De repente, o ambiente tornou-se um tanto opressivo. Os colegas ao redor pareciam assustados, lançando olhares preocupados para eles.

O jovem de vestes elegantes, Xú Ji, ainda não era oficialmente o responsável, mas para os empregados, isso pouco importava. O dono raramente aparecia, e todos sabiam que, dentro daquela propriedade, grandes ou pequenos assuntos sempre eram decididos por ele.

Como alguém ousaria desafiá-lo? Não temiam ser expulsos de volta para casa?

Não importava se vinham da vila ou da aldeia, conseguir um lugar na Irmandade da Lâmpada Vermelha custara sacrifícios às suas famílias. Se fossem mandados de volta, provavelmente a vida perderia o sentido.

Além disso, o próprio Xú Ji era muito capaz. Qualquer técnica que o dono ensinasse, ele dominava, superando largamente os outros empregados. Se chegasse a uma briga, seria difícil para qualquer um enfrentá-lo...

— Vovô, vai dar briga... — sussurrou uma menina no pátio, ansiosa, apenas com a cabeça para fora de um enorme barril de remédios onde estava sentada, o rosto pálido à luz da lamparina sobre a mesa.

— Que briguem! — respondeu o velho dono, apertando um estranho pedaço de carne para tirar o sangue, com semblante frio. — Mais cedo ou mais tarde, isso aconteceria. São jovens cheios de vigor. Se não brigarem, vou achar que os contratados desta vez não têm sangue nas veias!

— Que lutem bem, mostrem do que são capazes, assim saberemos em quem podemos confiar!

Hu Ma preparava-se para agir, lançando olhares atentos ao cinturão do adversário.

Sabia que o mais perigoso em Xú Ji era aquele velho artefato em sua cintura.

Nesses dias, já tinha investigado: aqueles objetos antigos eram verdadeiras relíquias para quem lida constantemente com forças malignas.

Os Guardiões do Ano Novo, os Caçadores de Espíritos, e outros mestres especializados no oculto, além de sua habilidade própria, usavam ferramentas e armas especiais.
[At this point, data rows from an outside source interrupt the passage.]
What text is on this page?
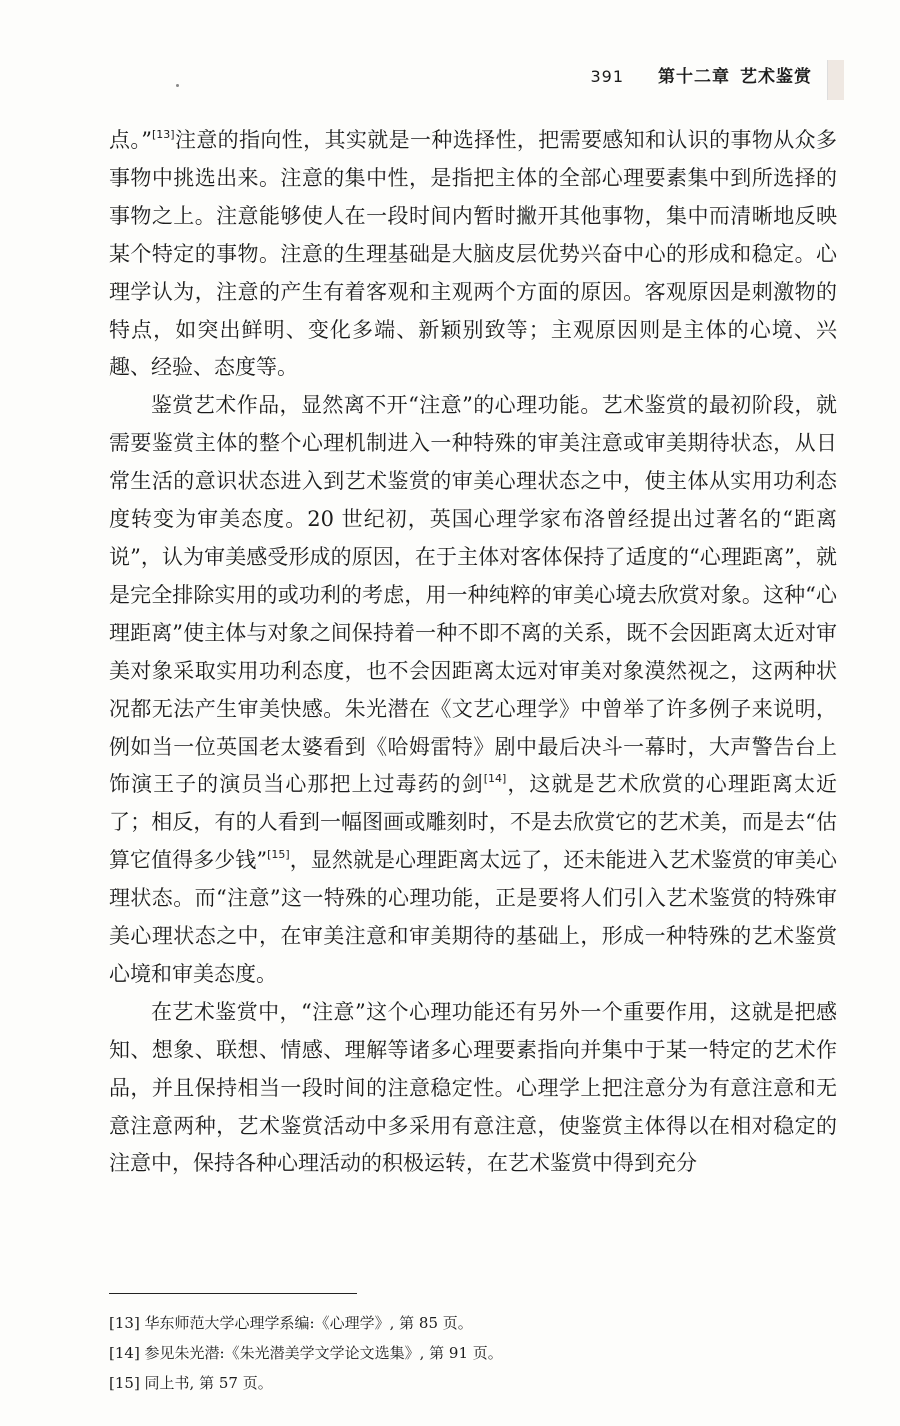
391 第十二章 艺术鉴赏

点。”[13]注意的指向性，其实就是一种选择性，把需要感知和认识的事物从众多事物中挑选出来。注意的集中性，是指把主体的全部心理要素集中到所选择的事物之上。注意能够使人在一段时间内暂时撇开其他事物，集中而清晰地反映某个特定的事物。注意的生理基础是大脑皮层优势兴奋中心的形成和稳定。心理学认为，注意的产生有着客观和主观两个方面的原因。客观原因是刺激物的特点，如突出鲜明、变化多端、新颖别致等；主观原因则是主体的心境、兴趣、经验、态度等。

鉴赏艺术作品，显然离不开“注意”的心理功能。艺术鉴赏的最初阶段，就需要鉴赏主体的整个心理机制进入一种特殊的审美注意或审美期待状态，从日常生活的意识状态进入到艺术鉴赏的审美心理状态之中，使主体从实用功利态度转变为审美态度。20 世纪初，英国心理学家布洛曾经提出过著名的“距离说”，认为审美感受形成的原因，在于主体对客体保持了适度的“心理距离”，就是完全排除实用的或功利的考虑，用一种纯粹的审美心境去欣赏对象。这种“心理距离”使主体与对象之间保持着一种不即不离的关系，既不会因距离太近对审美对象采取实用功利态度，也不会因距离太远对审美对象漠然视之，这两种状况都无法产生审美快感。朱光潜在《文艺心理学》中曾举了许多例子来说明，例如当一位英国老太婆看到《哈姆雷特》剧中最后决斗一幕时，大声警告台上饰演王子的演员当心那把上过毒药的剑[14]，这就是艺术欣赏的心理距离太近了；相反，有的人看到一幅图画或雕刻时，不是去欣赏它的艺术美，而是去“估算它值得多少钱”[15]，显然就是心理距离太远了，还未能进入艺术鉴赏的审美心理状态。而“注意”这一特殊的心理功能，正是要将人们引入艺术鉴赏的特殊审美心理状态之中，在审美注意和审美期待的基础上，形成一种特殊的艺术鉴赏心境和审美态度。

在艺术鉴赏中，“注意”这个心理功能还有另外一个重要作用，这就是把感知、想象、联想、情感、理解等诸多心理要素指向并集中于某一特定的艺术作品，并且保持相当一段时间的注意稳定性。心理学上把注意分为有意注意和无意注意两种，艺术鉴赏活动中多采用有意注意，使鉴赏主体得以在相对稳定的注意中，保持各种心理活动的积极运转，在艺术鉴赏中得到充分

[13] 华东师范大学心理学系编:《心理学》, 第 85 页。
[14] 参见朱光潜:《朱光潜美学文学论文选集》, 第 91 页。
[15] 同上书, 第 57 页。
Quando usadas por eles por muitos anos, impregnadas de seu espírito, esses objetos ganhavam vida própria.

Em resumo, quanto mais tempo um objeto fosse usado, especialmente por um mestre poderoso, mais formidável ele se tornava.

Obviamente, o poder desses artefatos antigos era voltado contra forças sobrenaturais; contra pessoas, o efeito era limitado. Era por isso que Hu Ma se sentia capaz de desafiar Xú Ji.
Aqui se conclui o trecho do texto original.